Le Président est prostré sur son siège, la tête basse. Le représentant le secoue, exige des explications.

Dans les tribunes du stade, un murmure court de lèvres en lèvres. Il prend peu à peu de l'ampleur.

J'entends quelques commentaires sceptiques sur la confiance que l'on peut avoir en mes paroles, vu « le milieu d'où je viens ». Deux ou trois personnes émettent l'idée qu'après tout, je travaille peut-être vraiment pour Lisa. Ou que je veux me venger. D'autres me défendent en avançant que je ne serais pas venu leur dire ça ici si ce n'était pas vrai.

Soudain, une voix plus forte que toutes les autres éteint les rumeurs et me fait sursauter :

– Bravo, Tao. Je ne pensais pas que tu aurais autant de cran.

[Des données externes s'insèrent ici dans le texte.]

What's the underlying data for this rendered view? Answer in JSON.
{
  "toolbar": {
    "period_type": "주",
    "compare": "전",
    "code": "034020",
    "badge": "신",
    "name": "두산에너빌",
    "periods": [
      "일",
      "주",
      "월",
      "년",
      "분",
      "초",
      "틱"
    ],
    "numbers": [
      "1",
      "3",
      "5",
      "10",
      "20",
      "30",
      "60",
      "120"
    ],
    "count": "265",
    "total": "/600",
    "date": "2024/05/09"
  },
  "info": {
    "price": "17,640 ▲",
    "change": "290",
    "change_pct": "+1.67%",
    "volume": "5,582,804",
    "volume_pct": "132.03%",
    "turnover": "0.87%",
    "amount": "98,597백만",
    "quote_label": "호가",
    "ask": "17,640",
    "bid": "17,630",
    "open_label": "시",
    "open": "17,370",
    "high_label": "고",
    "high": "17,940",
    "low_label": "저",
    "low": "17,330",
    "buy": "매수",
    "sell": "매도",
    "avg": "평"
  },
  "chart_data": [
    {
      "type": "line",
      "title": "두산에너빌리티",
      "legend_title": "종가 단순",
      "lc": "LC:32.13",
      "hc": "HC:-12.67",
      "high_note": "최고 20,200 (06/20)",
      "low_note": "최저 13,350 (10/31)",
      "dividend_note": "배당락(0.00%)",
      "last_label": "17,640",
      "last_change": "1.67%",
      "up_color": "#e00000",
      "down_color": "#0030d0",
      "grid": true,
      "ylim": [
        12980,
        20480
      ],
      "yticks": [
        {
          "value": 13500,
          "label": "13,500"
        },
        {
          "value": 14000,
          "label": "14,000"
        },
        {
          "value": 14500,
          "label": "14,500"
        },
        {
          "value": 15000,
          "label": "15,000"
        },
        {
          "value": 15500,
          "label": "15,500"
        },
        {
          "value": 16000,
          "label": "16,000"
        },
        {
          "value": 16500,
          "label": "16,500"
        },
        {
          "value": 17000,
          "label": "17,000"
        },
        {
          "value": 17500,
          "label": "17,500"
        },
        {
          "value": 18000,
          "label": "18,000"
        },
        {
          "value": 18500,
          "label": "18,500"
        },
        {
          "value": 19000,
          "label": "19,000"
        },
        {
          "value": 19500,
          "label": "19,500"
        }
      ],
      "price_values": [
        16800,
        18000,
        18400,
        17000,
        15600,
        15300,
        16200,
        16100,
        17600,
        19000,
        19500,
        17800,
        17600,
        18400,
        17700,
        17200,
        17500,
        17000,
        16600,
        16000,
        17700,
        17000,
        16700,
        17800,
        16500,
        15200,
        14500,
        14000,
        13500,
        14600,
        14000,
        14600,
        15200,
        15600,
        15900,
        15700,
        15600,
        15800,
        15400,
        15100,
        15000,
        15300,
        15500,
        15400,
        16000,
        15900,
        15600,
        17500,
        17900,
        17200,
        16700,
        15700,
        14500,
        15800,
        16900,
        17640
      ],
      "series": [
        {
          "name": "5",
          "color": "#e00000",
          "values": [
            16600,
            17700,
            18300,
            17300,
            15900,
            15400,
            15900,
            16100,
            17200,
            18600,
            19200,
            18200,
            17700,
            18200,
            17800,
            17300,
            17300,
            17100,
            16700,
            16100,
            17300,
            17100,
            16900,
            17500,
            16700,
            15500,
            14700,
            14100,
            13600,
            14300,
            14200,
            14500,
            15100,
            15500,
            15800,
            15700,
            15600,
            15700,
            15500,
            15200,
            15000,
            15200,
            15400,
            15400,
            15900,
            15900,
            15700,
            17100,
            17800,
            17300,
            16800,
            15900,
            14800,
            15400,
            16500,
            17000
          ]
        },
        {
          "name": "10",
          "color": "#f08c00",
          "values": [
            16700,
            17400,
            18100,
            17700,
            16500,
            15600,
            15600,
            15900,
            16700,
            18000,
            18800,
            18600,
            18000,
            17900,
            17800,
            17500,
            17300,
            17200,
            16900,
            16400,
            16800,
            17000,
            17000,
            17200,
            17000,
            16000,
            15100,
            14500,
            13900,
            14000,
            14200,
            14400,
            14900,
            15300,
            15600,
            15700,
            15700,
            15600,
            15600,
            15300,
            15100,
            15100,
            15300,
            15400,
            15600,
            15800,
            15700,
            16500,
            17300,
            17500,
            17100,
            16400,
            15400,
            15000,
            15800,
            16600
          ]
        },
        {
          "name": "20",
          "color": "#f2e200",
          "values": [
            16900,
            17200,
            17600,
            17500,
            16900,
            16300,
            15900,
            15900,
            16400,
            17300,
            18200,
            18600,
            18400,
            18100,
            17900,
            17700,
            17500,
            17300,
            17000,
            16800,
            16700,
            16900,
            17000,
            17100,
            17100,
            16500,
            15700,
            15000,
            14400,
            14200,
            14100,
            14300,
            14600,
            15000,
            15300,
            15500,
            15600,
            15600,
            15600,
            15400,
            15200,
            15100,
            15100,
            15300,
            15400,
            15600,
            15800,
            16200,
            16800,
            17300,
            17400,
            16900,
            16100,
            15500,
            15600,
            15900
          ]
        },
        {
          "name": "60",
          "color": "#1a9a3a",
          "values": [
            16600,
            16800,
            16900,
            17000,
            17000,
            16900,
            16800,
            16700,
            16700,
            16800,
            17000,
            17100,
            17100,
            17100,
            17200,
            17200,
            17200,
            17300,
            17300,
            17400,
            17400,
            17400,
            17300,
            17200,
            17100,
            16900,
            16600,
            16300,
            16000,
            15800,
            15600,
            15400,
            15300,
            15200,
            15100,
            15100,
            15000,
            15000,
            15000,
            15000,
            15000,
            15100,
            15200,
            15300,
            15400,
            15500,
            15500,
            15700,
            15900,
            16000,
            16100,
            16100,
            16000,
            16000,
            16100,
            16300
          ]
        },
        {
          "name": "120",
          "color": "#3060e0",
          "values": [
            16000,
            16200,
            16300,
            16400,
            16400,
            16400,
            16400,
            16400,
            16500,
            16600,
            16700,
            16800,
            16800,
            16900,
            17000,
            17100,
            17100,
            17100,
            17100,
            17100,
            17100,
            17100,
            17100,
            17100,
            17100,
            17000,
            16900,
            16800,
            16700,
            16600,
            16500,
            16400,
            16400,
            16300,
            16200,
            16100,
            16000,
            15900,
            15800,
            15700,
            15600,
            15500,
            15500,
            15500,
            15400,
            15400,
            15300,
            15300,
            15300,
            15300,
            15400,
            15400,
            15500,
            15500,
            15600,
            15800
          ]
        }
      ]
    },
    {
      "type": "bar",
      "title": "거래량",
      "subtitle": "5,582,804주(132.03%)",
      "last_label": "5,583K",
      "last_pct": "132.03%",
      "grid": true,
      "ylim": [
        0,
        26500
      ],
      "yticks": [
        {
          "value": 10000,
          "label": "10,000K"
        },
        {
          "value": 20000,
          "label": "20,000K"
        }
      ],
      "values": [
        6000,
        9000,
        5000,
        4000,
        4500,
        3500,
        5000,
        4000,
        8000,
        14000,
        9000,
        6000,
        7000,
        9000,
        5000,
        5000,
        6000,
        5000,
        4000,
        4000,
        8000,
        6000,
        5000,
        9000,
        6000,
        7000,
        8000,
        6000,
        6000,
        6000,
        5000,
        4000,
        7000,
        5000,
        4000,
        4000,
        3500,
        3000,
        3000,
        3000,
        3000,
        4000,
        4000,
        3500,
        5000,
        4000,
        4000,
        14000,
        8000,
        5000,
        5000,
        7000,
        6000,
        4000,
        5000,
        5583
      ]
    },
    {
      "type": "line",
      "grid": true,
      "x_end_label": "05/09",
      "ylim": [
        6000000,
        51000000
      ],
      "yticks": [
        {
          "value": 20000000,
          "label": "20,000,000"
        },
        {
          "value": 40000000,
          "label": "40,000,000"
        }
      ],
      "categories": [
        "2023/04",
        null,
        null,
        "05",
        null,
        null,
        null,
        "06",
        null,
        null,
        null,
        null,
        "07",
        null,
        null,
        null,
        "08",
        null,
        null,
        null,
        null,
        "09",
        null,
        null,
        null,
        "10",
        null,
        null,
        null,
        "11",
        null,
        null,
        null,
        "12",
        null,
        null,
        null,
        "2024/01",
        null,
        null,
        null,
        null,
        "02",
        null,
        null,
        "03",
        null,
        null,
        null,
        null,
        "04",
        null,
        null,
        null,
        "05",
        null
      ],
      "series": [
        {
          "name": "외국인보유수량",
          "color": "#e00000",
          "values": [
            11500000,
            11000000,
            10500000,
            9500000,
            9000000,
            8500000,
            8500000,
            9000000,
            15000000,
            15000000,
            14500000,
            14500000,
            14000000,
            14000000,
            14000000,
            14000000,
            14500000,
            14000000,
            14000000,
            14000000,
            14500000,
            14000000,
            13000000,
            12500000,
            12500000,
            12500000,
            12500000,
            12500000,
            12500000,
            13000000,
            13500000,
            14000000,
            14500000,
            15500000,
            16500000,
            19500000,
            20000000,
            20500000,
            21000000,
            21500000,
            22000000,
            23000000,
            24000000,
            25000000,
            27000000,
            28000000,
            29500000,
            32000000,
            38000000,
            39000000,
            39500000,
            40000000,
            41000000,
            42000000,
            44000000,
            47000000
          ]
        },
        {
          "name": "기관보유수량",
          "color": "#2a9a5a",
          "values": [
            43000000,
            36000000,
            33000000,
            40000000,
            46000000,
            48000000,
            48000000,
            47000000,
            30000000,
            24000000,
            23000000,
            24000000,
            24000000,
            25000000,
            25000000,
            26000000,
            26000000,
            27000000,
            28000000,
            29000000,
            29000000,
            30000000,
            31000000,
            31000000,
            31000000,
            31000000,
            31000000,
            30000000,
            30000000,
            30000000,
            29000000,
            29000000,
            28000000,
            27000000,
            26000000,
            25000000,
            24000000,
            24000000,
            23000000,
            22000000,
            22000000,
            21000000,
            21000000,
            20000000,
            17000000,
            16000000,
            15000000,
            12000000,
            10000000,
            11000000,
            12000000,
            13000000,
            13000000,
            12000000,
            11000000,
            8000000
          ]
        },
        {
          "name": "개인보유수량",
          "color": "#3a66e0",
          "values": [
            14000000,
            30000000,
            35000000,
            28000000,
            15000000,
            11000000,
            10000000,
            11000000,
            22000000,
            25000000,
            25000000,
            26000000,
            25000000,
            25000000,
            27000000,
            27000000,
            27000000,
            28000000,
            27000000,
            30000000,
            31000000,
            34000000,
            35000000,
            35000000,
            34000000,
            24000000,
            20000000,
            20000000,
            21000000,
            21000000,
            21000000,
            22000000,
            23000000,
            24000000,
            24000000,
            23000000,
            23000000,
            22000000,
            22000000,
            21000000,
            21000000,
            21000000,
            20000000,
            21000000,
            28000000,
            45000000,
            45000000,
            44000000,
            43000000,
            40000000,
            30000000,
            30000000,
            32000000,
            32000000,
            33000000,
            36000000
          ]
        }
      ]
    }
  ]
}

Je la cherche fébrilement des yeux, comme le reste du stade. Elle ne peut pas être loin. Là ! Juste en face de la tribune présidentielle, postée tout en haut des gradins. Une grande et longue silhouette drapée dans un manteau noir. Elle fait un pas en avant et sort de l'ombre.

– Je ne pensais pas que tu aurais la force d'avouer ce que tu caches depuis toujours, l'identité de ta mère. Son métier. Je ne pensais pas que tu arriverais à t'enfuir de ta cellule. Je me suis trompée. Je l'admets, tu m'as surprise.

Le public est stupéfait. Lisa sourit, découvrant ses dents blanches.

– Je ne pensais pas que tu détruirais le peu qu'il te reste d'image pour dénoncer ton ancien club. Toujours ton esprit chevaleresque.

Elle fait un autre pas. En bas, sur la pelouse, Joe ne sait visiblement pas quoi faire. Elle a perdu le contrôle de la situation. Ses grands yeux noirs vont de moi à Lisa, sans parvenir à décider sur qui ils doivent se poser. Dans les gradins où Lisa est perchée, les gens commencent à s'éloigner craintivement.

– Ta mère te ressemblait tellement, mon chéri. Même dans sa situation, elle conservait un semblant d'orgueil. L'orgueil pousse à des choses stupides, tu ne trouves pas ?

Elle secoue gracieusement la tête et ses lourdes boucles d'oreille miroitent sous les projecteurs.

– Par exemple, penser que tu arriverais à m'échapper.

D'un geste ample, elle sort un long objet sombre de sous son manteau.

– On ne peut pas m'échapper, mon ange. Si je ne peux pas t'avoir, alors personne ne t'aura.

La scène ne dure qu'une fraction de seconde. Je vois le point rouge sur ma poitrine. Et j'entends les trois coups de feu.

On entend comme une explosion puis une fumée rouge dorée se répand dans la tribune présidentielle. Le stade a hurlé de surprise. Un choc sourd retentit ; le Président est tombé dans les pommes.

Un papillon rouge émerge de la fumée. Il s'envole dans la lumière crue des projecteurs, traverse toute la longueur du stade, dans le seul bruit de la respiration de trente mille personnes interdites. Il monte vers le ciel, se glisse sous le rebord du toit et rejoint une silhouette accroupie sur la passerelle des machinistes.

Evania reprend sa place sous ma clavicule gauche et je me redresse. Trois mètres sous moi exactement, Lisa est debout, toujours tournée vers la tribune présidentielle, attendant que la fumée rouge ait fini de se dissiper. J'échange un regard avec Lenni, posté en contrebas. Depuis le début, il a compris.

Alors moi, le vrai moi, pas l'illusion créée par Evania que j'ai manipulée comme un pantin, s'avance au bord du vide et se laisse tomber droit sur Lisa.


Est-ce que j'ai oublié de publier le chapitre hier soir ? Peut-être. Est-ce que j'étais à cheval à l'heure où j'étais supposé le publier ? Peut-être. Toutes mes confuses.